The oil complex settled mostly higher Thursday on a mix of geopolitical considerations and hopes that both US and European central bank officials will move forward with monetary stimulus measures.
NYMEX September crude rose $1.27 to settle at $95.60/barrel. ICE September Brent, which expired Thursday, rose 65 cents to settle at $116.90/b. October Brent rose 96 cents to settle at $115.27/b.
Products were mixed, with bullish September heating oil gaining 3.77 cents to settle at $3.1229/gal.
RBOB was the exception to the upswing, settled slightly lower, down 8 points at $3.0823/gal.
There were two factors underpinning the gains in the crude complex Thursday, said Bill O'Grady, chief market strategist at Confluence Investment Management. "We had worries about events in the Middle East, including Israeli saber-rattling, Egypt steadily remilitarizing the Sinai Peninsula, and the conflict in Syria spilling over onto its neighbors."
Secondly, O'Grady noted that there seemed to be more optimism that Europeans would make progress towards improving the Union's economic prospects and "that has brought the dollar down and the Euro up today."
The US Dollar Index was down 2.88 points to 82.357 around the NYMEX settle, while the euro was up 71 points to $1.2361.
Equities were also higher by the settle.
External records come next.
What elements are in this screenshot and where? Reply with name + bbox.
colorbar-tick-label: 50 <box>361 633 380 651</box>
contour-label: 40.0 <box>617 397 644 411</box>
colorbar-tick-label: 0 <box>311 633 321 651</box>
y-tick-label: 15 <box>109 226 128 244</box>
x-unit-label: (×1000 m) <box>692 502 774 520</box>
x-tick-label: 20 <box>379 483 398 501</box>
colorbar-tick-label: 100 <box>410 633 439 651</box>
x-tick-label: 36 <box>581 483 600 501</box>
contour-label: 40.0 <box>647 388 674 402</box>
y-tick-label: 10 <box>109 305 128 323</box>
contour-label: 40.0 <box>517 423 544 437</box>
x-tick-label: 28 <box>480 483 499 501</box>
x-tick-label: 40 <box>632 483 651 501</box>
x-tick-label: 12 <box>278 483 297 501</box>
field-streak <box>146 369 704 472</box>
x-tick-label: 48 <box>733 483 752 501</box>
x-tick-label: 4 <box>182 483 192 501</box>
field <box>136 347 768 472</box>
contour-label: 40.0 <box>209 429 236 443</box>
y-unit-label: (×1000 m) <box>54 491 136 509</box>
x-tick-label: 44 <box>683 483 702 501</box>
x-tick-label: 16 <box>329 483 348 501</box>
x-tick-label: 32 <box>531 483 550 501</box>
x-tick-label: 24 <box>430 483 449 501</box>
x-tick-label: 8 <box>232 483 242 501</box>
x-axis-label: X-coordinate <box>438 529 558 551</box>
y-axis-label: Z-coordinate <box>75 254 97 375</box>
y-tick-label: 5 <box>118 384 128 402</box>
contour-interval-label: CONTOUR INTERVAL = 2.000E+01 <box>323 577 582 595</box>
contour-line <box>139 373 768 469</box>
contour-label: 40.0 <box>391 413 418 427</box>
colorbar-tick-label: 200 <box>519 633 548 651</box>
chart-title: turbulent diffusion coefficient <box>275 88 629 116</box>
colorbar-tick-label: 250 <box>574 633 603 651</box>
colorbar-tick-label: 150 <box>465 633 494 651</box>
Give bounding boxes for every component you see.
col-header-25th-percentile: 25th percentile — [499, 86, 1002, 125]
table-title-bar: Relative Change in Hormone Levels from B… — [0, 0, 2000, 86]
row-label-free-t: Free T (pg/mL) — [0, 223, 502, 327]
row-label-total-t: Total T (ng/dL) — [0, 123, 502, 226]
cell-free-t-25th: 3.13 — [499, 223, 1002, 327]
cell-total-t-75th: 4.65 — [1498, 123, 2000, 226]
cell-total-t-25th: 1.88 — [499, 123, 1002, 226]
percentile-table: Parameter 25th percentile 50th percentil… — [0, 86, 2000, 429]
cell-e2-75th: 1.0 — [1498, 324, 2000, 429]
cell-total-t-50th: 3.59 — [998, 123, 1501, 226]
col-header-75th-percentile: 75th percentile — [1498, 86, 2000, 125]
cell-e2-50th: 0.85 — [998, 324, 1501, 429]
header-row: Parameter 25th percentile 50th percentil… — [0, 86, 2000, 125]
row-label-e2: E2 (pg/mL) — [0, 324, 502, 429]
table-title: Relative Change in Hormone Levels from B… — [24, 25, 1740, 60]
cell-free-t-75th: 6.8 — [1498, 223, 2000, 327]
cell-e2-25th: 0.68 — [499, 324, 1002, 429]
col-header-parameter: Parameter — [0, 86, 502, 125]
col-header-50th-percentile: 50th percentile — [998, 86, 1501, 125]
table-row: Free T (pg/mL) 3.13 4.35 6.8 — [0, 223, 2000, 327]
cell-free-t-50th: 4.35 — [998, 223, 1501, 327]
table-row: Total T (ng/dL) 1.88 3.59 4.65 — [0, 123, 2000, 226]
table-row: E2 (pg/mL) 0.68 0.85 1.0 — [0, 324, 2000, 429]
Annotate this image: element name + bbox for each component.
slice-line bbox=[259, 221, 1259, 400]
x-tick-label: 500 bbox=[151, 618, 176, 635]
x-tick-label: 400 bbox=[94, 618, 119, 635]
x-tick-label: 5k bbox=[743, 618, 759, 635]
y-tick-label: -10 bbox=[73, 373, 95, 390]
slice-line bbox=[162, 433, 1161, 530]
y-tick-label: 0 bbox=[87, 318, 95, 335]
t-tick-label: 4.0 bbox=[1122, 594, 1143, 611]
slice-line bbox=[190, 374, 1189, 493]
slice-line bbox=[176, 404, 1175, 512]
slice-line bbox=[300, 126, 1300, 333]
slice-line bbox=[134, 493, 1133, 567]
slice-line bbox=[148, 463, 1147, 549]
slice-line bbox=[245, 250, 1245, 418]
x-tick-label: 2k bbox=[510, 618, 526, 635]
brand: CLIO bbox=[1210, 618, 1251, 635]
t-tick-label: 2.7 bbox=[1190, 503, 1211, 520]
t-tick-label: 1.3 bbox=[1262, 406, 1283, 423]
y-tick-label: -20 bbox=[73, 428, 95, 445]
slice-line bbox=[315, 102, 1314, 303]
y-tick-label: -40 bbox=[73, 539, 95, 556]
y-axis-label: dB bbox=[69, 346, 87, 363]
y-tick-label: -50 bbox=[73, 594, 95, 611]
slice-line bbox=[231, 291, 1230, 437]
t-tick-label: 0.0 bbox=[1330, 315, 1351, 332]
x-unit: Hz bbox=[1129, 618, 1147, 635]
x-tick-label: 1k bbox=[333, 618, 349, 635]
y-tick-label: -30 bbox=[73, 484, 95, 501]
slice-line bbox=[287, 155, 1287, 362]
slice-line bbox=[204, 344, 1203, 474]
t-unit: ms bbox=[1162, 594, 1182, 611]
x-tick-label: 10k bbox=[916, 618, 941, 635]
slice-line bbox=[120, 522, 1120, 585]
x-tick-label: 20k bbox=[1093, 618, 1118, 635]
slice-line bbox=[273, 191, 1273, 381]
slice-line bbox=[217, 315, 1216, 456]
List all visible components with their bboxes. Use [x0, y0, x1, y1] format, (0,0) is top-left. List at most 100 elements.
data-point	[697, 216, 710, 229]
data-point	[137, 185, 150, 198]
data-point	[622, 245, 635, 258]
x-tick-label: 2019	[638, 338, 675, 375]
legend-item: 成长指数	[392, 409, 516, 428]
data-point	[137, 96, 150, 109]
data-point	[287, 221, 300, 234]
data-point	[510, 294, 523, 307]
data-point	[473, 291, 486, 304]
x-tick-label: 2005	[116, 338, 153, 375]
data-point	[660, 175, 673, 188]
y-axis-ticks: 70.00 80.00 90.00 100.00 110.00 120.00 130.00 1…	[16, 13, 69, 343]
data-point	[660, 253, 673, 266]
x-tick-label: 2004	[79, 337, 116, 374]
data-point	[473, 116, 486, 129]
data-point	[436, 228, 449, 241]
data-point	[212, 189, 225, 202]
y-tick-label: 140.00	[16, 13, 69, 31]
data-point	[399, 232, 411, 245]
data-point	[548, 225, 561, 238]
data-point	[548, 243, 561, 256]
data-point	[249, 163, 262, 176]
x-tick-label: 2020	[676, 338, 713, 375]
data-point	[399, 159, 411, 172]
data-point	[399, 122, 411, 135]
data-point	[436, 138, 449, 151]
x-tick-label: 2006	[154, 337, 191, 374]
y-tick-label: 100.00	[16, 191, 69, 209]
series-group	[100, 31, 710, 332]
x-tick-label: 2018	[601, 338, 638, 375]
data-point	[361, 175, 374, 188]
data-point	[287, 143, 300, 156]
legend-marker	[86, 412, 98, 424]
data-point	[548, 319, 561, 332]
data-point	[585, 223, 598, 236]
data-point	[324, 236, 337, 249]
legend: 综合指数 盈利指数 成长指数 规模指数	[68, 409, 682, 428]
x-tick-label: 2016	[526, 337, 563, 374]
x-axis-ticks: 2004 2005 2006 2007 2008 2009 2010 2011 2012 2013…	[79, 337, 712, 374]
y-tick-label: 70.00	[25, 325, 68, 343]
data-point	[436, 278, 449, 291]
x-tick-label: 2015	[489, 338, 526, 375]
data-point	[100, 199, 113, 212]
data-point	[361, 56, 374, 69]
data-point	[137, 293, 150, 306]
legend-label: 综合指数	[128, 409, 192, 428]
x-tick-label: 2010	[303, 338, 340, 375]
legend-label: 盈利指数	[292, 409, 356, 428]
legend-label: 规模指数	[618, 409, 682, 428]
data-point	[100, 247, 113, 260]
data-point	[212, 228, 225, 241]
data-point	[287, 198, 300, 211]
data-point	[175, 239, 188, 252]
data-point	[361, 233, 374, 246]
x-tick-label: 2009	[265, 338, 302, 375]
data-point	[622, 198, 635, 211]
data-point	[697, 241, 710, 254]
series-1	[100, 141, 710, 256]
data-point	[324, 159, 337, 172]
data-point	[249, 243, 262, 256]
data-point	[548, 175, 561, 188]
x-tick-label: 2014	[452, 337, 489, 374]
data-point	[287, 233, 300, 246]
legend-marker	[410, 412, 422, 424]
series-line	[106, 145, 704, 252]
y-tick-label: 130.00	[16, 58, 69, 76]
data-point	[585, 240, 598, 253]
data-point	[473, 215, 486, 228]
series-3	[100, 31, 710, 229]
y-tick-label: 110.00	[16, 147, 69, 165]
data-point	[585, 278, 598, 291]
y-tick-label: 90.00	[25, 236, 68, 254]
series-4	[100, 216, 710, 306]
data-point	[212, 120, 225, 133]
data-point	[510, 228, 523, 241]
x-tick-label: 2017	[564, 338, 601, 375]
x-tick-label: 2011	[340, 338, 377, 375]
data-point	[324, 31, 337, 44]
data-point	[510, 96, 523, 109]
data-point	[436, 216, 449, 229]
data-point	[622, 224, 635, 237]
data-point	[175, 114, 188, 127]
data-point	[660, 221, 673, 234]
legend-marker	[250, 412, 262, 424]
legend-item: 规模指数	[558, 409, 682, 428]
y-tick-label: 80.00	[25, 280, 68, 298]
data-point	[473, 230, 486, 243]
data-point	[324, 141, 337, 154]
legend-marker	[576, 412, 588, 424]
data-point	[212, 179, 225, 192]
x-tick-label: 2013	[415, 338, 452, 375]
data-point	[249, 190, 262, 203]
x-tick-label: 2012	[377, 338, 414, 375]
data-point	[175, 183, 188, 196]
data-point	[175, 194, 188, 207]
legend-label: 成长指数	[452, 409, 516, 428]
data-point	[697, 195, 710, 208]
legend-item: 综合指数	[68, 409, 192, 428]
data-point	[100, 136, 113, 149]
The Dow Jones Industrial Average was 91 points higher at 13,256 and the S&P 500 was close to 10 points higher at 1,416.
In products, Thursday's gains in heating oil futures come as no surprise to O'Grady. "I keep waiting for the market to realize that rising summer inventories of distillates just hasn't happened yet this year. If refineries are running at 92% of capacity, where and how are they going to make all the distillate needed for this winter?"
O'Grady noted that the Brent/WTI spread, which settled at $21.30/b Thursday, needed to narrow before US Gulf Coast refineries began to produce distillates for domestic consumption. The US exports a large portion of distillates as they fetch a higher price on the global market, particularly in Latin America.
RBOB Thursday reached a low of $3.0525/gal, as reports that tankers loaded with European gasoline appear to be headed toward New York Harbor in an effort to support struggling Atlantic Coast gasoline supply.
"[T]raders are booking up tankers from Europe to address the tightness in East Coast gasoline," Citi analyst Tim Evans said.
UK Continent-to-US Atlantic Coast freight rates for medium-range tankers rose Thursday, according to Platts data. Sources reported multiple vessels fixed and a boost in cargo activity for that route throughout the week.